Warren's 2nd Ward was the only one to reject tax



In March, the majority of voters in four wards said no to the renewal.
By DENISE DICK
VINDICATOR TRUMBULL STAFF
WARREN -- Renewal of the city income tax for safety forces passed in all but one of the city's seven wards.
Unofficial vote totals from Tuesday's special election show 2nd Ward voters on the Northeast Side rejected passage by 14 votes.
In the March primary, when voters rejected the renewal by 161 votes, the majority of voters in the 2nd, 4th, 6th and 7th wards said no.
Councilman Alford L. Novak, D-2nd, said he's heard from many of his residents frustrated that things such as grass cutting, boarding of vacant homes and nuisance and drug house abatement aren't being addressed in a timely manner.
He acknowledged progress is being made to deal with the problems.
"But most people think we've barely chipped away at the tip of the iceberg," Novak said.
Mayor Michael J. O'Brien plans to hire 10 new police officers within about six weeks to get the department to 84 officers including Chief John Mandopoulos.
But with income tax collections down this year due to business downsizings, mergers and closings, he acknowledges that belt-tightening will be required to keep those officers working.
He pointed to a carry-over from 2003 and about $500,000 budgeted this year to hire police officers.
Cost-cutting proposals
When the police and fire contract negotiations begin, this year and next year, respectively, O'Brien hopes to negotiate preferred-provider plans for those unions, which would mean a cost savings for the city.
O'Brien said he also aims at reducing the number of higher-ranking officers in the police department through attrition while the patrol ranks increase.
"We knew that even if the tax passed, things would be tight," he said.
Other ideas for trimming expenses include combining departments such as engineering and operations to reduce the number of positions.
"We're developing ways to save money throughout the city including realigning of departments to cut costs," O'Brien said.
Voter turnaround
In the 6th Ward, on the city's Southwest Side, voters in all but one of the six precincts approved the tax passage.

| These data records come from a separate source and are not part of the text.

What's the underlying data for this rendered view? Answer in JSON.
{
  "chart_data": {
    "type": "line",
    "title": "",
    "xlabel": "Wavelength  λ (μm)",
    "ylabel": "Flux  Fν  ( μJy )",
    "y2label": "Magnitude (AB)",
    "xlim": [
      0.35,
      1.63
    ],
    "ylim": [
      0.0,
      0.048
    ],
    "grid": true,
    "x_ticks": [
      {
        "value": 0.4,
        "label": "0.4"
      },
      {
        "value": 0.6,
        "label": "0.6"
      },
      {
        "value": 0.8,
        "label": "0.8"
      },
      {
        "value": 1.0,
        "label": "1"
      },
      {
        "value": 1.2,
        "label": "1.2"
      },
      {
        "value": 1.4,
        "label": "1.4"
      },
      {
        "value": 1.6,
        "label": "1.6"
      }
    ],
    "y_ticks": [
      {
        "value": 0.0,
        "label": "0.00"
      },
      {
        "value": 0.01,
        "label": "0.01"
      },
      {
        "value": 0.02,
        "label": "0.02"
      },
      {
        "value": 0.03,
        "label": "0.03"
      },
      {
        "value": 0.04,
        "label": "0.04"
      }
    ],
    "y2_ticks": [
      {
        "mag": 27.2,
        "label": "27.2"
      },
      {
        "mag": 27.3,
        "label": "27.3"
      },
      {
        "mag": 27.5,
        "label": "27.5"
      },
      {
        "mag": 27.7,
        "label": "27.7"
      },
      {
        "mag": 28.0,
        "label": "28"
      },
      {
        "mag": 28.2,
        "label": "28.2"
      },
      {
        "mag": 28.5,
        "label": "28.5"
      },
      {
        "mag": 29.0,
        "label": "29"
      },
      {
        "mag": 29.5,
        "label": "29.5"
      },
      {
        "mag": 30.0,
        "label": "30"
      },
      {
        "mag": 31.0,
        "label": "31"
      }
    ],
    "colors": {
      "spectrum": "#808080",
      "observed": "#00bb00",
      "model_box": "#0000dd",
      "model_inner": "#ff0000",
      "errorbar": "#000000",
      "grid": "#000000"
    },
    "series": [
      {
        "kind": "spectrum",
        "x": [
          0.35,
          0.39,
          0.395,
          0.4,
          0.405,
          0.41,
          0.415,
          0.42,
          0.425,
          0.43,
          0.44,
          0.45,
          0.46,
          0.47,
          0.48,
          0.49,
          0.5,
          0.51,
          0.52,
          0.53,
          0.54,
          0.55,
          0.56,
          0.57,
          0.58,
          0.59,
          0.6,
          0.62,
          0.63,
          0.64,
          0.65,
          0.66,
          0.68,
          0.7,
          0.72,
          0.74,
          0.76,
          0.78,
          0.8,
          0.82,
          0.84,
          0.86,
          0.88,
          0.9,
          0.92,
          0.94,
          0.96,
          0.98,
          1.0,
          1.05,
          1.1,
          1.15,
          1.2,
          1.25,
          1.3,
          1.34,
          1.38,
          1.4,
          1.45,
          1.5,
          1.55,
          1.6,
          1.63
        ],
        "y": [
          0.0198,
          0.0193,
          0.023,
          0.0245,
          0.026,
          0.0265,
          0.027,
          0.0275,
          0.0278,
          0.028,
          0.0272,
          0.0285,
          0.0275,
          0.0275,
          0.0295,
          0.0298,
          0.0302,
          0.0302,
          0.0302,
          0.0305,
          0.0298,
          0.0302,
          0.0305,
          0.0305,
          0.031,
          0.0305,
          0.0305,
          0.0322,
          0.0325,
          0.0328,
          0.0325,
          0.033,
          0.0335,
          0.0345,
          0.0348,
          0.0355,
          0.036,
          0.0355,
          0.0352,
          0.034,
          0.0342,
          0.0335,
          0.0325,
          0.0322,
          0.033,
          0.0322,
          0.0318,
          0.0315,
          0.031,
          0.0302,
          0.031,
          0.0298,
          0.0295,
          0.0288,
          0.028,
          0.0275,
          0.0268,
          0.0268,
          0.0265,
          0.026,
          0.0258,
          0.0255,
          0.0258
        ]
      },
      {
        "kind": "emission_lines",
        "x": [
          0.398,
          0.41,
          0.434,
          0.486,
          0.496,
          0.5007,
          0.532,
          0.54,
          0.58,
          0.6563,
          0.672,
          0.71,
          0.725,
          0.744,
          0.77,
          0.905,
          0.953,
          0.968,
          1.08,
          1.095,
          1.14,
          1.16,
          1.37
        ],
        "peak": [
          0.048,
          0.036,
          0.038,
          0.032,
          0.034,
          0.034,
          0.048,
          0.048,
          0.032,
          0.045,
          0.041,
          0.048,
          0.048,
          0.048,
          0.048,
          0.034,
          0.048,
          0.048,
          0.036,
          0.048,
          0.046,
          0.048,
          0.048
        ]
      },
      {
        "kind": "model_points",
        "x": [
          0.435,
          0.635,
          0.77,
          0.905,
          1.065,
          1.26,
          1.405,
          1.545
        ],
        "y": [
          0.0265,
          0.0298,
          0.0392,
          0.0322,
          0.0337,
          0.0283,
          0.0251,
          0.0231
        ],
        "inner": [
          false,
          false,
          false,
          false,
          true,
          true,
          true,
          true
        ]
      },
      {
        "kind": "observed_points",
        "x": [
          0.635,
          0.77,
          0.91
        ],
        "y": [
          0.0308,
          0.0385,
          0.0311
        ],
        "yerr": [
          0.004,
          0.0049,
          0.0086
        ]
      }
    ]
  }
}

In the primary, voters in only one 6th Ward precinct voted in favor of it.
Councilman James A. "Doc" Pugh, D-6th, attributed the drastic change to Councilman Robert L. Dean Jr., D-at large.
"He worked the ward, and I didn't," Pugh said.
Pugh cast the only no vote when council voted to place the issue on the August ballot before voters. He said he was following the wishes of his constituents.
Dean said his work on the income tax came out of a promise he made to an 18-year-old shooting victim who was left paralyzed.
"As I held her in my arms, I promised her I would do everything I could to make sure it didn't happen to anyone else," Dean said.
He organized a phone bank with volunteers from the police and fire departments who called 3,200 people July 31, urging them to support the tax. He visited churches and says he had the support from many of the pastors who endorsed tax passage.
"It wasn't just me. We had a lot of volunteers," Dean said.
Pugh also said the new administration has proved it is trustworthy. He also pointed out that special elections usually bring out fewer voters.
The 3rd Ward, on the city's East Side, is the only one where all of its precincts passed the income tax, which generates about $4.6 million annually for the police and fire departments. The tax initially passed in May 2001. Passage Tuesday renews it through 2007.